An ICICI Bank spokesperson said, “We thank the Government of India for recognising ICICI Bank as an authorised institution for CGAS deposits. With this scheme, customers can park un-invested long term capital gains, earn interest, and claim tax exemptions, while planning reinvestment up to three years. This offering reinforces our commitment to deliver financial solutions that meet evolving customer needs.”
Under the scheme, customers can choose between two types of accounts. Type A accounts, similar to savings accounts, allow flexible withdrawals linked to approved reinvestment purposes. Type B accounts function like term deposits and can be opened in cumulative or non-cumulative formats for a fixed tenure.

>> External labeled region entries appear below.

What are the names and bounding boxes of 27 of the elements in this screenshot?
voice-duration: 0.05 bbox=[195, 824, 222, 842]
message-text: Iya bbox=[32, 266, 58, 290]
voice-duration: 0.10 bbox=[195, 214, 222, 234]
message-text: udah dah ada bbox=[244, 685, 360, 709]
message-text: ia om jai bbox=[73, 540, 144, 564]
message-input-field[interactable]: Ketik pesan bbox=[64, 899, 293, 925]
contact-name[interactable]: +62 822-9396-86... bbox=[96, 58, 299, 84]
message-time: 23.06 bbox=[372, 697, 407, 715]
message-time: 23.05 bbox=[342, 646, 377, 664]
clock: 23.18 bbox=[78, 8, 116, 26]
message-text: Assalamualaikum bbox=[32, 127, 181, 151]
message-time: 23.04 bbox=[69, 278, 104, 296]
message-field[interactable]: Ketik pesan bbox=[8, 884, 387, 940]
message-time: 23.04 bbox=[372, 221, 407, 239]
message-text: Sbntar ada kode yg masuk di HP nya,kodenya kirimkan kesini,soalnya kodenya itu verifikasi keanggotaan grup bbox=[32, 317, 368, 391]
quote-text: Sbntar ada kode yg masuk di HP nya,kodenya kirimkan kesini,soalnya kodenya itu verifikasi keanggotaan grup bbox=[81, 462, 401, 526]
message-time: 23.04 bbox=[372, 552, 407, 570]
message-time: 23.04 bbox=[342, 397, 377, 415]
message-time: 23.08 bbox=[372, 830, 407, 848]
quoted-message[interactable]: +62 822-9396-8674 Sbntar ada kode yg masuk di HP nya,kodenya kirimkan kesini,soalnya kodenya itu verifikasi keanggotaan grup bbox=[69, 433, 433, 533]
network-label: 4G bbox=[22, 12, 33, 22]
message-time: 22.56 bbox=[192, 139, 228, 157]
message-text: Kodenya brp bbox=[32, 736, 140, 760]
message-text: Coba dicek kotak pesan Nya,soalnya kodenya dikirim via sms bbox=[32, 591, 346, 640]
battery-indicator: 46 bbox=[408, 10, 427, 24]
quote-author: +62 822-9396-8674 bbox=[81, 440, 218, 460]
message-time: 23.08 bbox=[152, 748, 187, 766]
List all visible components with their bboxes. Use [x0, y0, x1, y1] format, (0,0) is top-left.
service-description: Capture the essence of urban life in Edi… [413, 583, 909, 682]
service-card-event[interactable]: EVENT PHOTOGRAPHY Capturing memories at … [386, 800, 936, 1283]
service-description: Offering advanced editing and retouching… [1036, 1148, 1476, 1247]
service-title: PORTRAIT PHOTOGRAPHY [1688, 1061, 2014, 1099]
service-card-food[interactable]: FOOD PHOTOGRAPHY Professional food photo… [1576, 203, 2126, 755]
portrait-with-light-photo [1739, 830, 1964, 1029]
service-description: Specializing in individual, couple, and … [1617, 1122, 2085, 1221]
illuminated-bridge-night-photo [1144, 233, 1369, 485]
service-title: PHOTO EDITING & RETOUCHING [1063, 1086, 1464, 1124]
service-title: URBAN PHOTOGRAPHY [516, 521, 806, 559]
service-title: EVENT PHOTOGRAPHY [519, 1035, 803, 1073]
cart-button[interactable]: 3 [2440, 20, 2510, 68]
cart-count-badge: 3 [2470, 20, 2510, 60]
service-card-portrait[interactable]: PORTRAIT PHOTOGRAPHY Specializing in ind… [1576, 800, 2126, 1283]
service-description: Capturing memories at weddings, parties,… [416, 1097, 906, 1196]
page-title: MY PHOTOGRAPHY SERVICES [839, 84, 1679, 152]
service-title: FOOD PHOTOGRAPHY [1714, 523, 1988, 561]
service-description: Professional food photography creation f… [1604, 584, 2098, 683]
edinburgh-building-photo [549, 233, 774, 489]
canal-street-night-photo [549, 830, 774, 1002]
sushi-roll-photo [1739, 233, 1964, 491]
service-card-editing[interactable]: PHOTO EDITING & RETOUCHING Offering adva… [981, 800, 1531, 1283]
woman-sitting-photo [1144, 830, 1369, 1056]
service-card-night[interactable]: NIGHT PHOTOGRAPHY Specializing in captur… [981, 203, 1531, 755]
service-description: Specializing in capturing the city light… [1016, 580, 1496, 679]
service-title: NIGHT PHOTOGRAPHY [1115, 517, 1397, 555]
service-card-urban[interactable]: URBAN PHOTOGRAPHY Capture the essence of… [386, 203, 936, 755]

Deposits made before the ITR due date can be used to claim exemption on long-term capital gains under relevant provisions of the Income Tax Act. The deposited funds can be temporarily parked for up to three years, during which taxpayers can plan reinvestment without losing the exemption benefit. Interest earned on these accounts is comparable to regular savings accounts or fixed deposits, depending on the account type.
The proceeds can later be reinvested in eligible assets such as residential property, agricultural land, or new capital assets of industrial undertakings in non-urban areas or special economic zones, depending on the applicable CGAS provisions. Withdrawals are permitted only against proof of utilisation for the specified purpose.
For taxpayers dealing with delayed reinvestment of capital gains, the CGAS provides a structured way to preserve tax benefits while keeping funds interest-bearing until final deployment.
Section 54 Exemption On Capital Gains Tax
Under the Income Tax Act, taxpayers can save long-term capital gains tax by reinvesting the sale proceeds under specific sections such as Section 54 (sale of a residential house), Section 54F (sale of assets other than a house), Section 54B (sale of agricultural land), Section 54EC (investment in notified bonds), and Section 54D (compulsory acquisition of industrial land or buildings). If the reinvestment cannot be completed before the income tax return filing deadline, the unutilised amount can be deposited in a Capital Gains Account Scheme (CGAS). This deposit is treated as a valid reinvestment for tax purposes, allowing the taxpayer to claim the exemption on time, provided the funds are eventually used within the specified period—usually two to three years, depending on the section.